Terzo. La piccola dimensione come esito di una strategia fondata sulla qualità. Il modo di fare impresa all’italiana (aggettivo che qui non è sinonimo di furberia, opportunismo e approssimazione), è connotato da scelte di prodotto, di mercato e di tecnologia che vanno nella direzione della cantina altoatesina e questa tipica strategia, in particolare nel vino ma non solo, si realizza meglio - cioè più facilmente - nella piccola dimensione. Questo è un passaggio chiave: la strategia della qualità o dell’”incanto” come la chiama Riccardo Illy, trova nelle minori dimensioni la sua scala ideale per esprimersi e manifestarsi al meglio. Allora, per intenderci definitivamente anche sulla questione dimensionale, non si vuole sostenere che piccolo è bello, non sono per la piccola dimensione fine a sé stessa. Piuttosto interessa affermare che la piccola dimensione è la conseguenza, è l’esito logico di una idea strategica all’italiana, alla Hofstätter, perché i vitigni di Traminer sono solo lì e sarebbero diversi altrove, sono solo lì e non sono illimitati.
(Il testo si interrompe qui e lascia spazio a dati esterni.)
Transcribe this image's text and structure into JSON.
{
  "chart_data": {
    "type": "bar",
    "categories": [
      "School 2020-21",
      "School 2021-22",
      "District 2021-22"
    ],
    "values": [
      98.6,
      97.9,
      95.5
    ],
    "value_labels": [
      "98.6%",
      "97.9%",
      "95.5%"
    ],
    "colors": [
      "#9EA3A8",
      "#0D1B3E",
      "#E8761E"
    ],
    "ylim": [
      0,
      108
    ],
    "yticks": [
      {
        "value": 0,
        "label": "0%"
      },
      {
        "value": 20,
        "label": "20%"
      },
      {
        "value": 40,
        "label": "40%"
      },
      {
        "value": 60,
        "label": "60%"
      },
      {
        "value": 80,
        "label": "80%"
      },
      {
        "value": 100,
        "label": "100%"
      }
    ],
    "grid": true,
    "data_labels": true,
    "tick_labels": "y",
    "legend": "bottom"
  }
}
Quarto. Le insidie della crescita. Una cantina di questo tipo ha un limite fisiologico: può ampliarsi fino al punto in cui la dimensione non arriva a stravolgere la strategia originaria, facendo venire meno le caratteristiche del prodotto e obbligando ad andare verso un mercato più ampio per coprire i costi crescenti di produzione e di marketing. Nulla vieta di crescere oltre ma occorre avere la consapevolezza che, se non si riesce a resistere alla chimera del successo, nel lungo periodo si cambierà strategia e si tenderà verso qualcosa di simile al modello Tavernello. E allora, sempre per farvi ragionare, viene da domandarsi se ha senso, partendo da un posizionamento di qualità come quello della cantina alto atesina, muoversi verso l’altro più efficientista, di minimizzazione dei costi e massimizzazione dei volumi prodotti e venduti? Nel lungo periodo l’aumento dei ricavi sarà in grado di ripianare la perdita di immagine e di reputazione del vostro marchio? Non c’è una risposta certa a queste domande, potrebbe anche valerne la pena, ma in presenza di un dubbio meglio  fare delle valutazioni prima di buttarsi a capo fitto nella crescita. Probabile è che, se si vuole seguire la strategia di diventare la più grande cantina d’Italia, potrebbero ad un certo punto servire risorse di terzi, che non è qualcosa di male in assoluto, ma è la strada che porta alla finanziarizzazione con tutto quello che ne consegue in termini di possibilità di incidere in pieno sulla propria impresa. Certo è, invece, che si percorre la via della crescita, l’organizzazione semplice da “piccola impresa” andrà prima o poi in crisi. Piccolo diventerà brutto, anzi bruttissimo. E allora pronti, se si segue quella strada a managerializzare l’impresa, ma pronti anche a scontrarsi, subito dopo, con la carenza di profili manageriali adeguati in un Paese come il nostro o con le instabilità geo-politiche che possono destabilizzare più pesantemente una società fortemente indebitata per crescere. Arrivati a quello stadio non ci si potrà lamentare della scarsità di manager in Italia o delle crisi mondali - “chi è causa del suo mal pianga se stesso….”- altrimenti consiglierei di tornare al punto uno e due di questo ragionamento. Di riconsiderare cioè l’idea che, pur esistendo mille modi diversi per fare impresa, tutti legittimi, poteva essere conveniente scegliere quello più adatto al terreno di gioco su cui si è deciso di giocare.

Maratona in Etiopia e calcio in Italia non potrebbe essere più logico?